The way that Australian fire agencies determine and communicate Fire Danger Ratings is changing.
The Australian Fire Danger Rating System (AFDRS) is being developed using the latest science to be more accurate and relevant to where you live.
The new system will be used across the country, so whether you’re at home or travelling, you will see the same system being used.
Community feedback informed the design to help make fire danger easier to understand and provide you with clearer advice about how to stay safe.
What you need to know
The AFDRS will have four levels (instead of six) – Moderate, High, Extreme and Catastrophic – bringing national consistency to the public display of ratings.
There will be actions for each level, so you know what to do to protect your life, family and property.
You will start seeing the new Fire Danger Ratings online and in your local community from 1 September 2022 through an extensive community engagement and education campaign.
Using the latest science and community input, the new system aims to provide more accurate and timely information about fire danger.
Why are we changing the current system?
The science underpinning the current Fire Danger Ratings is more than 60 years old. As science has improved, so has our ability to predict fire behaviour and threat more accurately.
In recent years, fire management personnel have mapped the vegetation across the entire country. So instead of the current system using just forest and grass to determine the fire danger, the new system will use eight different types of vegetation – making it more accurate.
Using the latest science, DFES and other fire agencies across the country will be able to better assess the conditions and the consequences of a fire, if one was to start.
The new Fire Danger Ratings
There are four levels of fire danger in the new system:
- Moderate: Plan and prepare.
- High: Be ready to act.
- Extreme: Take action now to protect your life and property.
- Catastrophic: For your survival, leave bushfire risk areas.
Fire Danger Ratings will be issued on days when there is a fire risk. Each rating will have a clear set of messages, including the actions the community can take to reduce their risk.

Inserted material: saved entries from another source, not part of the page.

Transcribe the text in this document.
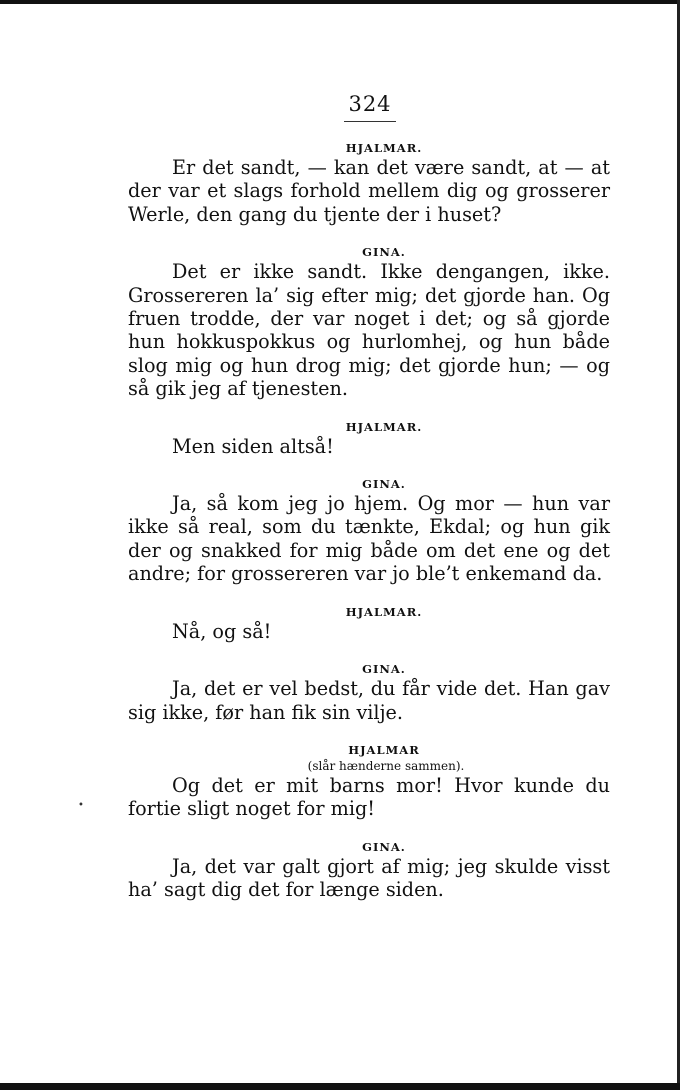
324
HJALMAR.

Er det sandt, — kan det være sandt, at — at der var et slags forhold mellem dig og grosserer Werle, den gang du tjente der i huset?

GINA.

Det er ikke sandt. Ikke dengangen, ikke. Grossereren la’ sig efter mig; det gjorde han. Og fruen trodde, der var noget i det; og så gjorde hun hokkuspokkus og hurlomhej, og hun både slog mig og hun drog mig; det gjorde hun; — og så gik jeg af tjenesten.

HJALMAR.

Men siden altså!

GINA.

Ja, så kom jeg jo hjem. Og mor — hun var ikke så real, som du tænkte, Ekdal; og hun gik der og snakked for mig både om det ene og det andre; for grossereren var jo ble’t enkemand da.

HJALMAR.

Nå, og så!

GINA.

Ja, det er vel bedst, du får vide det. Han gav sig ikke, før han fik sin vilje.

HJALMAR
(slår hænderne sammen).

Og det er mit barns mor! Hvor kunde du fortie sligt noget for mig!

GINA.

Ja, det var galt gjort af mig; jeg skulde visst ha’ sagt dig det for længe siden.

•
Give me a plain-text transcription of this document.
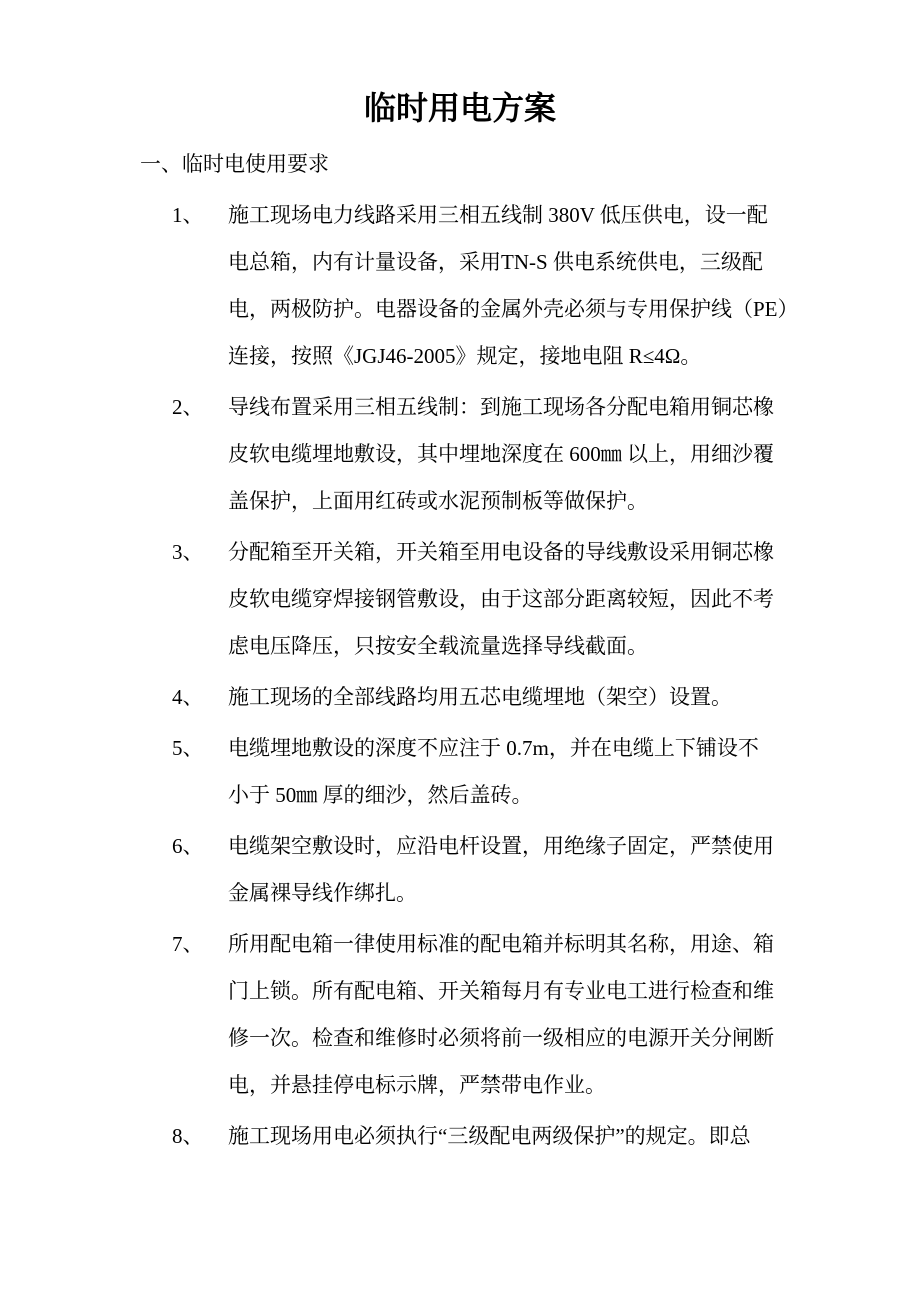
临时用电方案
一、临时电使用要求
1、 施工现场电力线路采用三相五线制 380V 低压供电，设一配
电总箱，内有计量设备，采用TN-S 供电系统供电，三级配
电，两极防护。电器设备的金属外壳必须与专用保护线（PE）
连接，按照《JGJ46-2005》规定，接地电阻 R≤4Ω。
2、 导线布置采用三相五线制：到施工现场各分配电箱用铜芯橡
皮软电缆埋地敷设，其中埋地深度在 600㎜ 以上，用细沙覆
盖保护，上面用红砖或水泥预制板等做保护。
3、 分配箱至开关箱，开关箱至用电设备的导线敷设采用铜芯橡
皮软电缆穿焊接钢管敷设，由于这部分距离较短，因此不考
虑电压降压，只按安全载流量选择导线截面。
4、 施工现场的全部线路均用五芯电缆埋地（架空）设置。
5、 电缆埋地敷设的深度不应注于 0.7m，并在电缆上下铺设不
小于 50㎜ 厚的细沙，然后盖砖。
6、 电缆架空敷设时，应沿电杆设置，用绝缘子固定，严禁使用
金属裸导线作绑扎。
7、 所用配电箱一律使用标准的配电箱并标明其名称，用途、箱
门上锁。所有配电箱、开关箱每月有专业电工进行检查和维
修一次。检查和维修时必须将前一级相应的电源开关分闸断
电，并悬挂停电标示牌，严禁带电作业。
8、 施工现场用电必须执行“三级配电两级保护”的规定。即总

Improving the science means we can also switch off the new system on days where no proactive action is required by the community. This is represented by the white bar under ‘Moderate’ in the new Fire Danger Rating design (pictured above).
This isn’t to say that fires can’t or won't start at this level but that the community don’t need to actively anticipate a fire spreading in a fast or threatening way.
The Fire Danger Rating for an area will be determined using the new Fire Behaviour Index (FBI) as a key input.
The FBI is a scale of fire danger (0-100+) that uses the latest in fire science to produce outputs across the eight vegetation types. It will support decisions about fire preparedness, planned burning and bushfire suppression.
Certain agricultural and industry practices will continue to be regulated under the AFDRS but will be determined in relation to an FBI value.
Fire danger rating signs
The new Fire Danger Ratings will be used from 1 September 2022.
Local governments will also be updating their network of Fire Danger Rating roadside signs.